Traduzir um romance é pesado, mas às vezes é mais fácil do que traduzir um poema de duas páginas. O que mais influi na tradução não é a mera quantidade de palavras, é a quantidade de regras ou de convenções que o original explora e que a tradução precisa seguir também. Suponhamos uma forma poética bem simples e conhecida: o soneto. Número fixo de linhas, número tradicional de sílabas por linha (dez, doze), questões de prosódia, de acentuação, de ritmo, de desenho melódico da frase. Tudo isso sem falar no lado significante do verso: aquilo que ele diz, seu chamado conteúdo manifesto.
Não é conteúdo,
é forma também. O fato de ser um soneto sobre um vagalume ou um haicai sobre
uma rã estão embutidos na forma, fazem parte imagística daquilo, tanto quanto
os sons de que o poema é feito. É interessante que a maioria dos leitores
percebe em primeiríssimo lugar o chamado “conteúdo” e só em alguns casos atenta
para os efeitos sonoros, que o tradutor tanto se esforçou para emular.
Rima, métrica,
cadência, variação sonora, conteúdo, algo vai ter que escapar por entre os
dedos do tradutor na hora de compor um equivalente. Eu acho quixotescas, por
exemplo, as tentativas de traduzir um poema em inglês usando em português a
mesma contagem de sílabas do original. Algumas línguas são de tendência
monossilábica, outras não. Inglês e português são línguas de cadência e
percussão opostas. O inglês é stacatto, cada nota é uma palavra, o português é
distributivo. Uma palavra inglesa é um anel, uma portuguesa é um colar de sílabas.

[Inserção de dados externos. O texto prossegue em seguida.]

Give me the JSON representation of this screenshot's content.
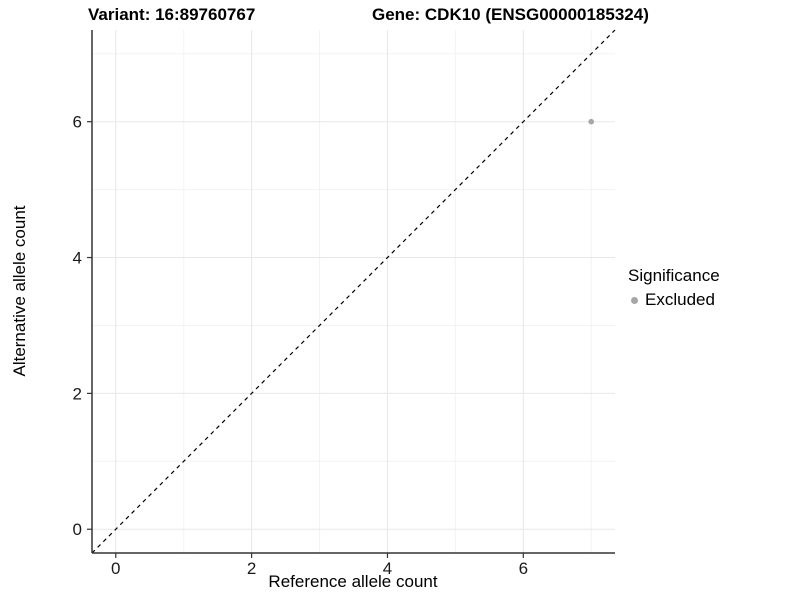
{
  "header": {
    "variant_title": "Variant: 16:89760767",
    "gene_title": "Gene: CDK10 (ENSG00000185324)"
  },
  "legend": {
    "title": "Significance",
    "items": [
      {
        "label": "Excluded",
        "color": "#a6a6a6"
      }
    ]
  },
  "chart_data": {
    "type": "scatter",
    "title": "Variant: 16:89760767  Gene: CDK10 (ENSG00000185324)",
    "xlabel": "Reference allele count",
    "ylabel": "Alternative allele count",
    "xlim": [
      -0.35,
      7.35
    ],
    "ylim": [
      -0.35,
      7.35
    ],
    "xticks": [
      0,
      2,
      4,
      6
    ],
    "yticks": [
      0,
      2,
      4,
      6
    ],
    "minor_ticks": [
      1,
      3,
      5,
      7
    ],
    "grid": {
      "major_color": "#e8e8e8",
      "minor_color": "#f3f3f3"
    },
    "axis_color": "#333333",
    "tick_label_color": "#1a1a1a",
    "series": [
      {
        "name": "Excluded",
        "color": "#a6a6a6",
        "points": [
          {
            "x": 7,
            "y": 6
          }
        ]
      }
    ],
    "reference_line": {
      "type": "identity",
      "from": [
        -0.35,
        -0.35
      ],
      "to": [
        7.35,
        7.35
      ],
      "style": "dashed",
      "color": "#000000"
    }
  }
}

Veja-se essa beleza de verso de Shakespeare (King
John): “So foul a sky clears not without a storm”. “Um céu tão carregado não fica limpo sem
uma tempestade”. A imagem é bonita sem ser original. O que lhe dá força é a
cadência em inglês, implacável, dez sílabas, nove palavras, apenas uma palavra
de duas sílabas (“without”). Como reproduzir essa cadência em português? Não há
monossílabos adequados para dizer essa idéia e manter essa percussão rítmica.
Como dizem certos jogadores de futebol: “Fica complicado”.